A summer storm may be brewing for stocks, warns Huffington Post’s Natalie Pace, and gold may yet again shine for investors.
Pace points out a trifecta of bad news on the horizon for the stock market:
The federal debt ceiling was breached on May 19 — to almost zero notice in the media. The Treasury suspended investments in federal worker retirement funds in order to remain solvent. This has bought the government until around Labor Day to come up with a deal to raise the ceiling… which will almost certainly come to another last-minute budget battle. Stocks will buck at the debt battle like they did the last several times this happened.
Fitch has also promised to revisit the “negative outlook” on U.S. credit this summer. Given that it indicated last February that they would need to see $3 trillion in savings over the next decade on top of the sequester cuts, it seems likely they will either remain negative or even downgrade. Another debt battle may put further pressure on them to downgrade.
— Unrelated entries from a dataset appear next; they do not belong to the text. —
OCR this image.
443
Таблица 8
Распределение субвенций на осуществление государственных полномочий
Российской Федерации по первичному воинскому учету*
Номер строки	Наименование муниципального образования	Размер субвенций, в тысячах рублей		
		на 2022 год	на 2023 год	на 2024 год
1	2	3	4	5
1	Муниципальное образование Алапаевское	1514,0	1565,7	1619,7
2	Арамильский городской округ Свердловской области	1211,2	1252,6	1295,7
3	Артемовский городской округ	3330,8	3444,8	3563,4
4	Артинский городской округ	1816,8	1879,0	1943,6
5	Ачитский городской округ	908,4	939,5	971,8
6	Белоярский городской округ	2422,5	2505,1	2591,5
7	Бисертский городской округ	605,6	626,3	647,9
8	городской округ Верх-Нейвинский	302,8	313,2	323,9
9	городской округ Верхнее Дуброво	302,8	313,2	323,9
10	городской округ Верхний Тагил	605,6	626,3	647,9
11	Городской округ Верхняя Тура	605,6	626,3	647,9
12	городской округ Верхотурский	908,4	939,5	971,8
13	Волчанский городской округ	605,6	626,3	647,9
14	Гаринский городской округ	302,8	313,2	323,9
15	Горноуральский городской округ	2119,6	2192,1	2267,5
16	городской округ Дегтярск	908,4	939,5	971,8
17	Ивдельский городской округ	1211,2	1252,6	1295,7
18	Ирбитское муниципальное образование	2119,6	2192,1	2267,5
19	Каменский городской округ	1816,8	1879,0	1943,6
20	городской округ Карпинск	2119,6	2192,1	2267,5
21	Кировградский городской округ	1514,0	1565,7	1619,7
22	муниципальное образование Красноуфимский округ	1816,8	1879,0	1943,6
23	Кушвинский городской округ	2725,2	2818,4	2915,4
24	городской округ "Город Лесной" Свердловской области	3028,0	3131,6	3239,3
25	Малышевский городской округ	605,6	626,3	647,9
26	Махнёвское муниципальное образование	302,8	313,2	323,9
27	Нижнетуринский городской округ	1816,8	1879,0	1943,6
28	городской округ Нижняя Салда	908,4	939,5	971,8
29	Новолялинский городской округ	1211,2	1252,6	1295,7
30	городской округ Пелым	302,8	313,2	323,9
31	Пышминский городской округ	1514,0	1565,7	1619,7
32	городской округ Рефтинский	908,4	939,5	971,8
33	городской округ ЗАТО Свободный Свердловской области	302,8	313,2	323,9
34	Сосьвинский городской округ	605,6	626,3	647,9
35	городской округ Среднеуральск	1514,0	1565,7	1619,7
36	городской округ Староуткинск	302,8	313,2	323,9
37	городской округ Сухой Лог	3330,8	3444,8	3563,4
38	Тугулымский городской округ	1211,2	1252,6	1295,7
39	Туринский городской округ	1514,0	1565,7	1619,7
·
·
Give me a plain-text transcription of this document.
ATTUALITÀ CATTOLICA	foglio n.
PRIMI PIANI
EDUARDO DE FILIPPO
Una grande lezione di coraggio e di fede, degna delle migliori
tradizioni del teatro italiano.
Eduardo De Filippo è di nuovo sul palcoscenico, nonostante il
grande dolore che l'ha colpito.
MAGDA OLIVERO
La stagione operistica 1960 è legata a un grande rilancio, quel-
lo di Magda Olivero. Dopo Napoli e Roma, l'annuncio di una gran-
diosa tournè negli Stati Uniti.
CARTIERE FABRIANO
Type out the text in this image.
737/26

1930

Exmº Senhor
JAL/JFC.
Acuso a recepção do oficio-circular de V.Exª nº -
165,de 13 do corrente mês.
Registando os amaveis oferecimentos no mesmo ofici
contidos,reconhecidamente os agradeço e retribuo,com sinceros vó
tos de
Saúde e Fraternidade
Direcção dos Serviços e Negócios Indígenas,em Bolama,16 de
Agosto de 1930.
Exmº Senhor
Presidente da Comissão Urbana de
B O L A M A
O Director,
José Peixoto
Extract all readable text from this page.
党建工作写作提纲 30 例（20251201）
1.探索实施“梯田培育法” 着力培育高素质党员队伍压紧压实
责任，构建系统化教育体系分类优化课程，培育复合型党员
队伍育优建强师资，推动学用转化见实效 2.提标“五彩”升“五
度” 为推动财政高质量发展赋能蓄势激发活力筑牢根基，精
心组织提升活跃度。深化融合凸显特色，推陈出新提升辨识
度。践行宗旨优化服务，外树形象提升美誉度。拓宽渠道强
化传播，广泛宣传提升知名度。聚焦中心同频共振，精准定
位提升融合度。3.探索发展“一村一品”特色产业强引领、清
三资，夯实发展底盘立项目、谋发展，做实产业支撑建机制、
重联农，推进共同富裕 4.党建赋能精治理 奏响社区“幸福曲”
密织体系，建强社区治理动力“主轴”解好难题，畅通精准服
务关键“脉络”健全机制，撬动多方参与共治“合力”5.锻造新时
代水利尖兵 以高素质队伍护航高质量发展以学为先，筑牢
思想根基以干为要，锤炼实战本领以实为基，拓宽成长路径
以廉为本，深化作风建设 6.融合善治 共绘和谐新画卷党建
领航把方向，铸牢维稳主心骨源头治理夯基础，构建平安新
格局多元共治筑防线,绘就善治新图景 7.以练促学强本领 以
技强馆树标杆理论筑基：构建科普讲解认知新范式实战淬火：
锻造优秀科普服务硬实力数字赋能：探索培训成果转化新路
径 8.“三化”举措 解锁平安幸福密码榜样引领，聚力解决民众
The sequester also caused a downward revision of GDP, with Fitch estimating 1.9%, down from 2.3% pre-sequester. The next three quarters, therefore, should be much lower as well. The advance estimate for second-quarter GDP growth will happen on July 31… right in the middle of summer. Investors may not take the news well.
Finally, Ms. Pace adds that central banks all over the world have been hoarding gold. As we observed in our recent piece The Zero Hour Scenario, a major increase in demand coupled with a steady supply could send the barbarous relic upward again.
When Standard & Poor’s downgraded the U.S. credit rating for the first time in history in August 2011, gold shot up to an all-time nominal high over $1,900 per ounce. As you may have read in these pages before, don’t listen to the media hype. Stick with gold for the long haul. If Pace is right, this summer, you’ll be happy you did.